Vitamins are nutrients required for essential metabolic reactions in the body. Vitamins can act both as catalysts and participants in the chemical reaction. The body typically assembles vitamin-dependent catalysts from a variety of building blocks including amino acids, sugars, phosphates, and vitamins. Each vitamin is typically used in multiple different catalysts and therefore has multiple functions. The role of a catalyst is to participate in a chemical reaction without being altered itself. Catalysts function like knitting needles, which convert yarn to mittens without undergoing any change themselves.

Until the 1900's, vitamins could only be obtained by eating food.
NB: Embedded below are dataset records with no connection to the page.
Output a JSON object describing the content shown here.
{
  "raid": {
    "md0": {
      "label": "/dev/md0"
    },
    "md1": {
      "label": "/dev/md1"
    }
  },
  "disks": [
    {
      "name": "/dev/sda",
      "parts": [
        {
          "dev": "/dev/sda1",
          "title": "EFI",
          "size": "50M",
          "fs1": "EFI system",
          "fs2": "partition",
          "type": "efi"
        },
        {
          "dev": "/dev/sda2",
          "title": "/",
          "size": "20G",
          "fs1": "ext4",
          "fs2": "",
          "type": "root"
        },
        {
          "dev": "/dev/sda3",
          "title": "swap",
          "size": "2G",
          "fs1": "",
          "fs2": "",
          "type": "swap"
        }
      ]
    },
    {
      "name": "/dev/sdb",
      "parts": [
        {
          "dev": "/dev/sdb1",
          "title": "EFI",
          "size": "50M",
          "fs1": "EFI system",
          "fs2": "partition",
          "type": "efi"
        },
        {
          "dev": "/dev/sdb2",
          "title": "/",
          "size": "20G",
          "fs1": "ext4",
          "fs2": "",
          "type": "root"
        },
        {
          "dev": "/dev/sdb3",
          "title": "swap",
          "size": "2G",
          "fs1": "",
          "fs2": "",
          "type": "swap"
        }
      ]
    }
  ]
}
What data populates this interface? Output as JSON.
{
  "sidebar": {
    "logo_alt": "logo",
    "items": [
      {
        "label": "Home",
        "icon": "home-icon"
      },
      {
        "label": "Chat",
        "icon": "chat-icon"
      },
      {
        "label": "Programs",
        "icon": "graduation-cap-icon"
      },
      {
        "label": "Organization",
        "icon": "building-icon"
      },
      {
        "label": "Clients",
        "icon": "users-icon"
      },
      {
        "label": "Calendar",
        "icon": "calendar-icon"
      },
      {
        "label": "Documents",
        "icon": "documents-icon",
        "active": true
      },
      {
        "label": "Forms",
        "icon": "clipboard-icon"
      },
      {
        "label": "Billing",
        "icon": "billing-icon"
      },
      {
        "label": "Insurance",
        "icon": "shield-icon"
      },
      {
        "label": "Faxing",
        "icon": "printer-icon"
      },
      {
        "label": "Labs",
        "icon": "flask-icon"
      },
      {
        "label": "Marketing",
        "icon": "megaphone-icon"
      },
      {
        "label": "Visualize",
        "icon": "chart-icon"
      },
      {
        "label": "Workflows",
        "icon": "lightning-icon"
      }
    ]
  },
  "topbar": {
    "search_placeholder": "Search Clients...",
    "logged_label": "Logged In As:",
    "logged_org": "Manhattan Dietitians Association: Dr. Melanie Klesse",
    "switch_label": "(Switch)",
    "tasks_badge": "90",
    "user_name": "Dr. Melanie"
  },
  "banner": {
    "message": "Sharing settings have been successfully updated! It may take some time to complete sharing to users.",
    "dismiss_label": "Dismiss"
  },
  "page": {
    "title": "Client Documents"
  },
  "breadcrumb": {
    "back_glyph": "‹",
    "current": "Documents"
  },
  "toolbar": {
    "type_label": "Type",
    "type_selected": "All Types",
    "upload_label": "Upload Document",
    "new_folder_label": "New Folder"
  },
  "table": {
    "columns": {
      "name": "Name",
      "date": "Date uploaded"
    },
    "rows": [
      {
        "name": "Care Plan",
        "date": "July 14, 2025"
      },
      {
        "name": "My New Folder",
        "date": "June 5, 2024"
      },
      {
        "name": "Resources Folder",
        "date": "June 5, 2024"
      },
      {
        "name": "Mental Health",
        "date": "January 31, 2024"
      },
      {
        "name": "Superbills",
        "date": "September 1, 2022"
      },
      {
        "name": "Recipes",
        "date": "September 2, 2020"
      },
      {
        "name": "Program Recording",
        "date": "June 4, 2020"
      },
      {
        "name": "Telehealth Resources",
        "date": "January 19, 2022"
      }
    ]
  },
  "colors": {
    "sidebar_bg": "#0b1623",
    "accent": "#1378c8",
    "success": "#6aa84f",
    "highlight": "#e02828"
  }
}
Each food source contains different ratios of vitamins. Therefore if the only source of vitamins is food, a change in diet from season to season, year to year, or day to day changes the doses of vitamins. Ordinary people do not sense any change in health as a consequence. This leads to the conclusion that the nervous system maintains a feeling of normalcy across a wide range of vitamin dosages.

Vitamins have only been produced as commodity chemicals and made widely available as inexpensive pills for a few decades. For the first time in human history, parents are empowered to independently control the doses of vitamins eaten by themselves and their children. Because the catalytic action of vitamins is ordinarily imperceptible except at the extremes of deficiency and overdose, the vast majority continues to depend upon food as the sole source of vitamins.

Vitamins can be classified as either water soluble, which means they dissolve easily in water, or fat soluble, which means they are absorbed through the intestinal tract with the help of lipids.

Some vitamins can also be obtained from precursors which can be obtained in the diet. Examples include vitamin A, which can be produced from beta carotene and niacin from the amino acid tryptophan.

The term vitamin does not encompass other essential nutrients such as dietary minerals, essential fatty acids, or essential amino acids, nor is it used for the large number of other nutrients that merely promote health, but are not strictly essential.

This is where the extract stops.